Yukarıda belirtilen tespitlerin bir bütün halinde değerlendirilmesinden, anılan mükellefin Ba/Bs formlarının uyumsuz olduğu, belirtilen ciroları yapacak ticari organizasyonunun (şube, işçi, mal ve hizmet alımı vb.) bulunmadığı dikkate alındığında anılan mükellef tarafından davacıya düzenlenen söz konusu faturaların gerçek bir mal teslimi veya hizmet ifasına dayanmadığı sonucuna ulaşıldığından, davanın kabulü yönündeki Vergi Mahkemesi kararında hukuka uyarlık bulunmamaktadır.

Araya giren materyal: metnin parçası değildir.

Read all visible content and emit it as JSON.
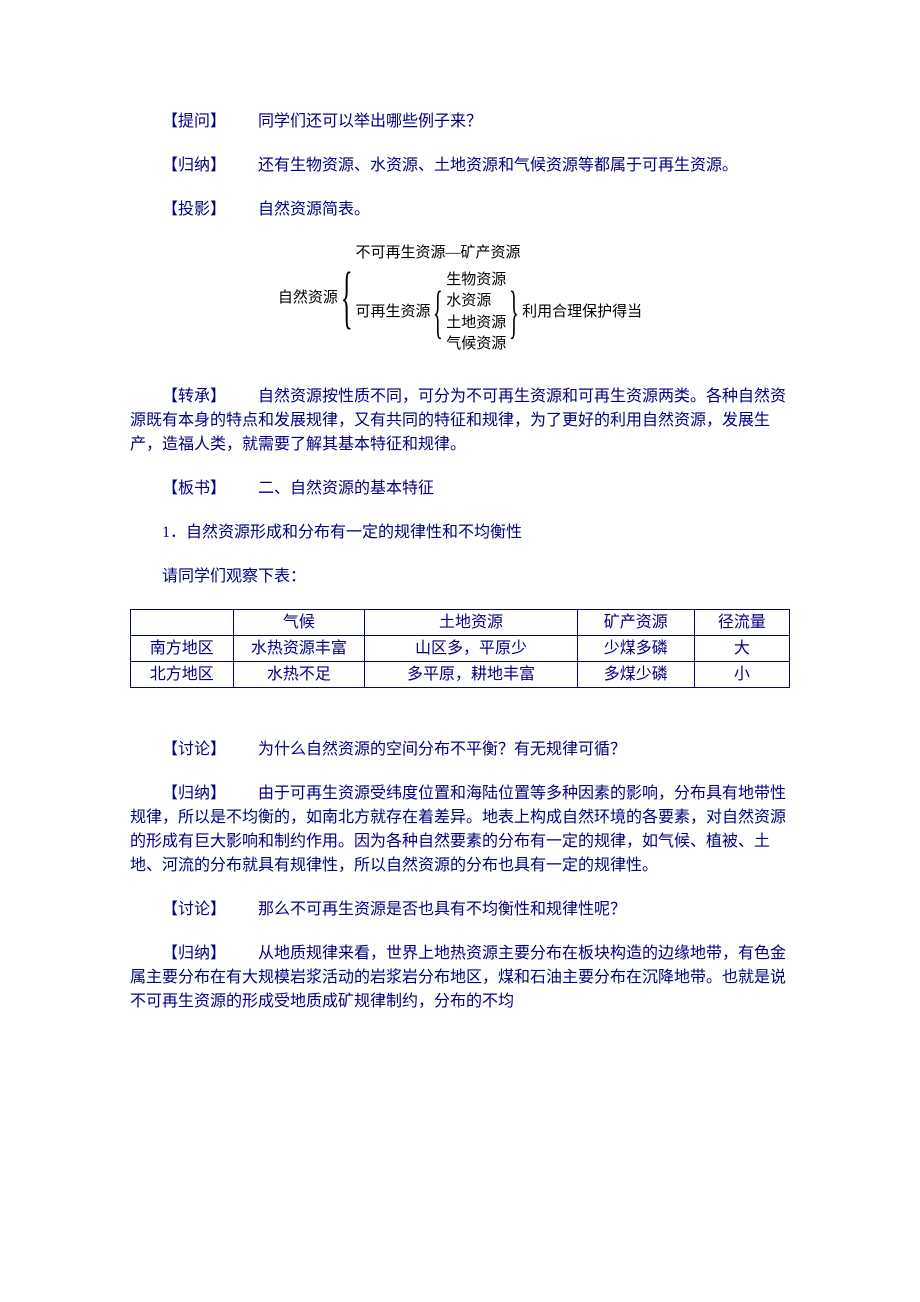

Öte yandan, işbu bozma kararı üzerine tekerrür hükümlerinin uygulanmasının hukuka uygun olup olmadığı hakkında bir değerlendirme yapılarak karar verileceği tabiidir.
KARAR SONUCU :
Açıklanan nedenlerle;
1. Temyiz isteminin kabulüne,
2. Temyize konu … Vergi Mahkemesinin … tarih ve E:…., K:… sayılı kararının BOZULMASINA,
3. Yeniden bir karar verilmek üzere dosyanın anılan Vergi Mahkemesine gönderilmesine,
4. 2577 sayılı İdari Yargılama Usulü Kanunu'nun (Geçici 8. maddesi uyarınca uygulanmasına devam edilen) 54. maddesinin 1. fıkrası uyarınca bu kararın tebliğ tarihini izleyen onbeş (15) gün içinde kararın düzeltilmesi yolu açık olmak üzere, 20/05/2021 tarihinde oybirliğiyle karar verildi.